Alors que les entreprises d’IA générative recherchent des accords de licence avec les titulaires de droits musicaux, certains contrats contiennent des clauses qui fonctionnent moins comme des licences que comme des renonciations permanentes au droit de poursuivre, suscitant des inquiétudes parmi les experts juridiques.
Définition d’une clause de non-poursuite
Une clause de non-poursuite est une promesse contractuelle par laquelle une partie s’engage à l’avance à ne jamais intenter d’action en justice contre l’autre, quelles que soient les circonstances. Contrairement à une licence, qui accorde une autorisation pour une durée déterminée et peut expirer, une clause de non-poursuite peut renoncer définitivement au droit de demander réparation, y compris une injonction.
Comme le dit Tom Waits dans « Step Right Up », les gros caractères donnent et les petits caractères reprennent.
Des renonciations permanentes déguisées en licences
Certains contrats incluent une clause distincte par laquelle le signataire promet irrévocablement, pendant et après la durée du contrat, de ne jamais intenter de réclamation contre l’entreprise ou ses utilisateurs. Si la clause de non-poursuite couvre le droit d’auteur, les droits à l’image, les droits moraux, la diffamation et d’éventuelles théories juridiques futures, le document n’est pas une licence mais un abandon des droits d’exécution.

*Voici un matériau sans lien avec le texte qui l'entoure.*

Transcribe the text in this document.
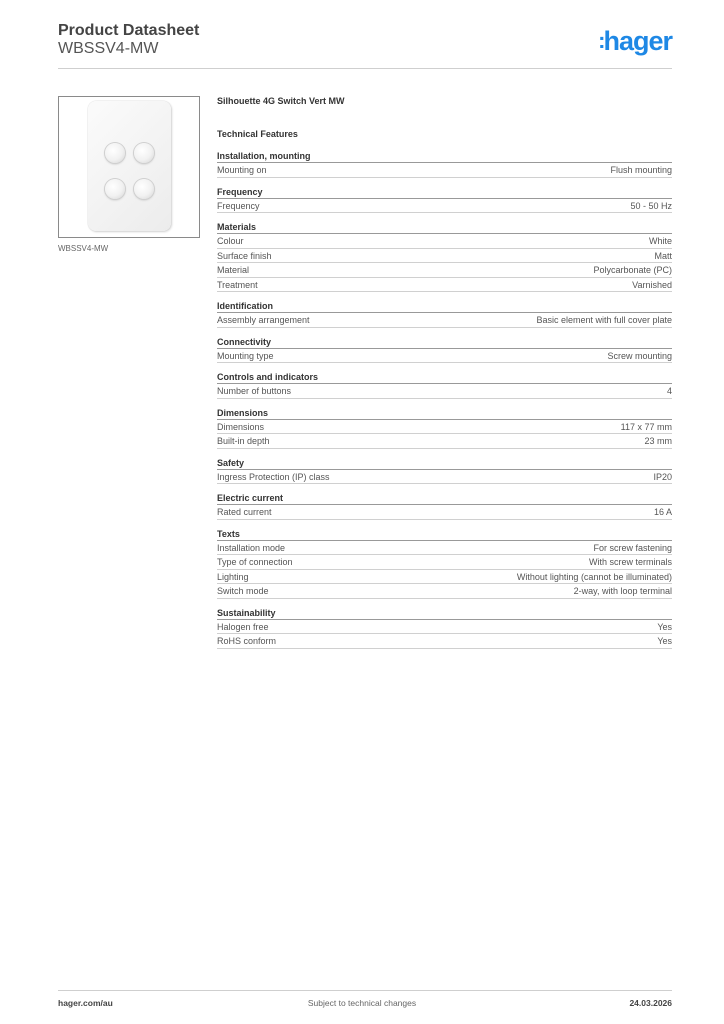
Product Datasheet
WBSSV4-MW	:hager
WBSSV4-MW
Silhouette 4G Switch Vert MW
Technical Features
Installation, mounting
Mounting on	Flush mounting
Frequency
Frequency	50 - 50 Hz
Materials
Colour	White
Surface finish	Matt
Material	Polycarbonate (PC)
Treatment	Varnished
Identification
Assembly arrangement	Basic element with full cover plate
Connectivity
Mounting type	Screw mounting
Controls and indicators
Number of buttons	4
Dimensions
Dimensions	117 x 77 mm
Built-in depth	23 mm
Safety
Ingress Protection (IP) class	IP20
Electric current
Rated current	16 A
Texts
Installation mode	For screw fastening
Type of connection	With screw terminals
Lighting	Without lighting (cannot be illuminated)
Switch mode	2-way, with loop terminal
Sustainability
Halogen free	Yes
RoHS conform	Yes
hager.com/au	Subject to technical changes	24.03.2026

Indivision et droits des co-auteurs
En vertu de la copropriété en indivision (tenants-in-common, TIC) d’un droit d’auteur, tout copropriétaire peut accorder une licence non exclusive sans le consentement des autres. Le litige sur les licences à 100 % de 2016 a montré comment ce principe peut être exploité. Un contrat peut exiger du signataire qu’il déclare qu’aucun consentement de tiers n’est nécessaire et qu’il s’abstienne d’encourager d’autres co-auteurs à adopter des positions incompatibles avec l’accord. Si la clause de non-poursuite s’étend à tous les contributeurs, un co-auteur qui n’a pas signé pourrait voir ses droits d’exécution compromis.
Une licence non exclusive, ou une clause de non-poursuite, accordée par un copropriétaire et couvrant l’intégralité de la composition est généralement opposable à tous les copropriétaires. Le droit d’action du co-auteur non signataire n’est pas techniquement éteint, mais l’entreprise peut utiliser cette autorisation comme moyen de défense complet, rendant ce droit pratiquement sans valeur. La signature d’un seul éditeur peut neutraliser l’exécution sur l’ensemble de la chaîne de propriété d’une chanson.
Libérations préventives pour utilisation passée
Certains contrats dissimulent une libération générale de toutes les réclamations nées avant la date d’effet, connues et inconnues. Cela fonctionne comme un règlement préventif, et non comme une licence tournée vers l’avenir. Ils peuvent également demander au signataire de renoncer à des protections telles que California Civil Code Section 1542, qui empêche la libération accidentelle de réclamations inconnues. Si une entreprise d’IA a entraîné son modèle sur un catalogue sans autorisation, une telle libération pourrait éliminer tout levier pour demander une compensation ou une injonction pour cette utilisation antérieure, à l’instar du refuge créé par le Music Modernization Act.
Dispositions insuffisantes en matière de retrait et de réentraînement
Les licences autorisant l’inclusion d’œuvres dans un jeu de données d’entraînement peuvent sembler structurées, mais les mécanismes de retrait méritent un examen attentif. Si l’entreprise n’est tenue de réentraîner son modèle qu’un nombre limité de fois par an, disons deux, alors même après le retrait d’un catalogue, les œuvres peuvent rester intégrées dans le modèle pendant des mois, voire indéfiniment. Des recherches suggèrent que le réentraînement ne garantit pas une suppression complète. Si la clause de non-poursuite survit à la durée du contrat pour tout ce qui a été créé pendant que l’accord était actif, ou avant, l’entraînement déjà effectué est effectivement verrouillé. Cela pourrait involontairement conférer un droit au détriment du signataire et de ses co-auteurs.